China’s exports rose unexpectedly by 12.7% year-on-year in October, the fastest growth in 27 months, buoyed by technology-related products like semiconductors and home appliances. Exports to the U.S. grew 8.1% in October, accelerating from a 2.2% increase in September.

Larry Hu, Chief China Economist at Macquarie Group, predicts that China will reach a record-high $3.54 trillion in export value in 2024, surpassing the previous record set in 2022. The trade surplus is also forecast to reach an unprecedented $1 trillion.

However, experts caution that the benefits of advance ordering may be short-lived. “We expect the front-loading effect to boost exports in the first half of 2025, followed by a slowdown in the latter half,” economists at Barclays noted in a client advisory.
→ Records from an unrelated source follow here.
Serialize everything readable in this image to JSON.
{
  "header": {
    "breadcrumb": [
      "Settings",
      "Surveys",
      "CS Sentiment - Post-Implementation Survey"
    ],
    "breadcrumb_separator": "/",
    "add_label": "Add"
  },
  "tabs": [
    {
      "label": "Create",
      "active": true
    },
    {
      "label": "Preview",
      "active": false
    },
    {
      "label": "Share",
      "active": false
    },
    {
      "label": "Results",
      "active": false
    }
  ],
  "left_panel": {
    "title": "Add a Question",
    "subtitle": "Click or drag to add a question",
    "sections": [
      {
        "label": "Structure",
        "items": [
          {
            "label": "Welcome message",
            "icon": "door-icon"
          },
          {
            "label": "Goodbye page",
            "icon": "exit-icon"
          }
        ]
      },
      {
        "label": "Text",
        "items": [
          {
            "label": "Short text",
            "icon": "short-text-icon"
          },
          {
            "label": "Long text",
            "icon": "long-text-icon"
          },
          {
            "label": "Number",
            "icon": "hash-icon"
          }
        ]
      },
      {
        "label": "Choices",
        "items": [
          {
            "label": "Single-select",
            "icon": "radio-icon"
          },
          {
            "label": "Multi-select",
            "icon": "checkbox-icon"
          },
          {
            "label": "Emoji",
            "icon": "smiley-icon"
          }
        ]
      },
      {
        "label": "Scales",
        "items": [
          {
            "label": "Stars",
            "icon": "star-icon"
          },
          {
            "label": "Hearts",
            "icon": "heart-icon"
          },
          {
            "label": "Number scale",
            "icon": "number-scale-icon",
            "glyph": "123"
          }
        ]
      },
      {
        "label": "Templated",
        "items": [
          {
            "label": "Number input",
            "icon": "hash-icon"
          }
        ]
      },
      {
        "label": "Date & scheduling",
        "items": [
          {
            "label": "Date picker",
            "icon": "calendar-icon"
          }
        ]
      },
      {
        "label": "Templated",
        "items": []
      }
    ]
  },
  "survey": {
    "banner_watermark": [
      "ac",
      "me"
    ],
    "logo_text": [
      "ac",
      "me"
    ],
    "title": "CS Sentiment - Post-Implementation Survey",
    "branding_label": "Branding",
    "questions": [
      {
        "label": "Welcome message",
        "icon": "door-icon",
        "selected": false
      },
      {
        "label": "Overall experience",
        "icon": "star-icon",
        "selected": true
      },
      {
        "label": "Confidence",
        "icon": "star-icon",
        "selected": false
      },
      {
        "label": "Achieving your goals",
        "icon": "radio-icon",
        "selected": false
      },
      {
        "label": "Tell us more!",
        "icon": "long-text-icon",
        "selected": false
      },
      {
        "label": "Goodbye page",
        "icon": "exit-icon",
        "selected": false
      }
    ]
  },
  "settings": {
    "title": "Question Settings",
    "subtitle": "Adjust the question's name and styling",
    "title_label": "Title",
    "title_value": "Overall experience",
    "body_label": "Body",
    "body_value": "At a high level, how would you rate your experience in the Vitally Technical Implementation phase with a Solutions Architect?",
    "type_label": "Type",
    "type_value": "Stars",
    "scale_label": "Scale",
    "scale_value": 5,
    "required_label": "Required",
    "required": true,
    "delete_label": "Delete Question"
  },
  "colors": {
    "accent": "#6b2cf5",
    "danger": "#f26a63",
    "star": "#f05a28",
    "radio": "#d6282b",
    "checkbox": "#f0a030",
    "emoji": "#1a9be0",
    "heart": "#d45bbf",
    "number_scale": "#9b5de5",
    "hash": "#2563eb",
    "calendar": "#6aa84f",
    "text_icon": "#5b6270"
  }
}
Barclays estimates that a 30% tariff hike by the U.S. in the second half of 2025 will limit China’s economic growth to 4% for the year.

Macquarie’s Hu warned that a 60% tariff increase could lead to an 8% decline in China’s exports over the next 12 months, exacerbating business uncertainty and deterring new investments.

In response to these challenges, Chinese Vice Commerce Minister Wang Shouwen announced plans to bolster foreign trade through new tax incentives and logistics policies to help exporters maintain orders and secure global market share. Wang also emphasized China’s willingness to engage in “active talks” with the U.S. to stabilize bilateral trade relations.